GM'south announcement Monday is role of a $1 billion round of funding that, along with previous investments past others, pegs Lyft's value at $5.5 billion. For comparison, Uber is valued at $65 billion. General Motors is valued at $53 billion. (Toyota, the world'southward largest automaker, is valued at $200 billion.) Near-term, in improver to possibly selling cars to Lyft drivers, GM and Lyft might set upwards pools of cars that Lyft drivers could rent if, say, they didn't actually own a car, or needed a bigger / different vehicle for their driving plans.
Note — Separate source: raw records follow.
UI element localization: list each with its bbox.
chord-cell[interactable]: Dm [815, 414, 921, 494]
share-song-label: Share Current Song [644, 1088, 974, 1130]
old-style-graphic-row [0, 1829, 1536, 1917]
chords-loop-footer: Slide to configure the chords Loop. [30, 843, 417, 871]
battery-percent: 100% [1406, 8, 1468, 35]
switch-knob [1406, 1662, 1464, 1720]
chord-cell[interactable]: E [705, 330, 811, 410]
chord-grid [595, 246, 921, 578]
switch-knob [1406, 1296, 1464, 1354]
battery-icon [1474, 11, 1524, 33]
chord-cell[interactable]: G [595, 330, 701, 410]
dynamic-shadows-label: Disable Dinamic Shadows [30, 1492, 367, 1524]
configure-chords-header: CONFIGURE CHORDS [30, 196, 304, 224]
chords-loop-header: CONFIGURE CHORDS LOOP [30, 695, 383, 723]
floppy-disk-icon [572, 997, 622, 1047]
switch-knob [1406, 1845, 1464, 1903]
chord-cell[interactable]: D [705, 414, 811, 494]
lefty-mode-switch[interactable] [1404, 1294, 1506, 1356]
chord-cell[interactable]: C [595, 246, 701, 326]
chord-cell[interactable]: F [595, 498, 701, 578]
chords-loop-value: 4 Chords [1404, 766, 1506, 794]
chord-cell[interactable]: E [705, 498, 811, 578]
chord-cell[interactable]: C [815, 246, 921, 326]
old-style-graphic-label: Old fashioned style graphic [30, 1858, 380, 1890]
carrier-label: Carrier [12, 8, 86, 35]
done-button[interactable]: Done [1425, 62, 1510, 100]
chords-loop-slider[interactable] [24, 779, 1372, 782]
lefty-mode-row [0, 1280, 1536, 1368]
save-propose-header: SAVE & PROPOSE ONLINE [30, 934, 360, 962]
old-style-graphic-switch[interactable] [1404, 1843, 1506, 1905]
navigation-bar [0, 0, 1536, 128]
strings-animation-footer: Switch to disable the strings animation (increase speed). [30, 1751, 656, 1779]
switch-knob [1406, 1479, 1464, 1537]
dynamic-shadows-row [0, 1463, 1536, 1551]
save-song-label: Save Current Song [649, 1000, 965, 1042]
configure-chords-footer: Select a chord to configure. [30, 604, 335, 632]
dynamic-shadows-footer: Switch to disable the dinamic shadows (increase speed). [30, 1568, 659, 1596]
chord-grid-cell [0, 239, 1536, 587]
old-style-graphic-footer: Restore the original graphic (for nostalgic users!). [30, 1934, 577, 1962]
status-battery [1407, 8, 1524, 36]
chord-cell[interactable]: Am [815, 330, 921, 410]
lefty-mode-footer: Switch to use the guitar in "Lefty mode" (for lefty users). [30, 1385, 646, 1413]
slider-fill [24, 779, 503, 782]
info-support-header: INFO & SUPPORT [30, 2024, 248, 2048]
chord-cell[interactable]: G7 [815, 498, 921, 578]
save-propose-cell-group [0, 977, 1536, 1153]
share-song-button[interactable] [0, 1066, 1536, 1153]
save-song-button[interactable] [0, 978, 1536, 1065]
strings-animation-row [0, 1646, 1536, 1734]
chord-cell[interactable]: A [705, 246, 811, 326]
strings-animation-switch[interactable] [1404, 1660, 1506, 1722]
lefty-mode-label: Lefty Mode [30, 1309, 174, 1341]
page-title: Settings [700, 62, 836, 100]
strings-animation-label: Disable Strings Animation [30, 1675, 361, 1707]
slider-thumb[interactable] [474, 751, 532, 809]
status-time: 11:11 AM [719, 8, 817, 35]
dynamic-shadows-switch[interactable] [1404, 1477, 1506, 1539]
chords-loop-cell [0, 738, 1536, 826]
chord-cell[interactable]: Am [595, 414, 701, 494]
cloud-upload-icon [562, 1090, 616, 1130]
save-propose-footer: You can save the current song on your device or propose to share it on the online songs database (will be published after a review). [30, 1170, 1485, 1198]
Ford is moving in a somewhat similar direction with Dynamic Shuttle Service, which sets up groups of a half-dozen or more riders in the same vicinity going in the same general direction, all of them riding in Ford Transit vans. Ford sees a marketplace for people who want something cheaper than a taxi, only more flexible than city buses and trains. Ford says information technology might run such a service, or it could lease the software to others running ride-sharing services. Lyft and Uber and in no danger right now; DSS is currently a pilot project of a one-half-dozen Transit vans on Ford's principal campus in Dearborn, MI.

It was unclear what Lyft volition provide to GM'due south self-driving car project other than as a possible outlet for cars when they're on the market. For Lyft, GM'south investment has clear value: The No. 2 car-hailing service in the The states gets needed capital to keep nipping at the heels of Uber and continue both of them striving to provide better services. Both too need friends in loftier places to evangelize their services — everyone you know knows about Uber and Lyft, but that isn't everybody — and in that location are still places where the services are needed just not e'er welcome, such as at airports picking up arriving passengers.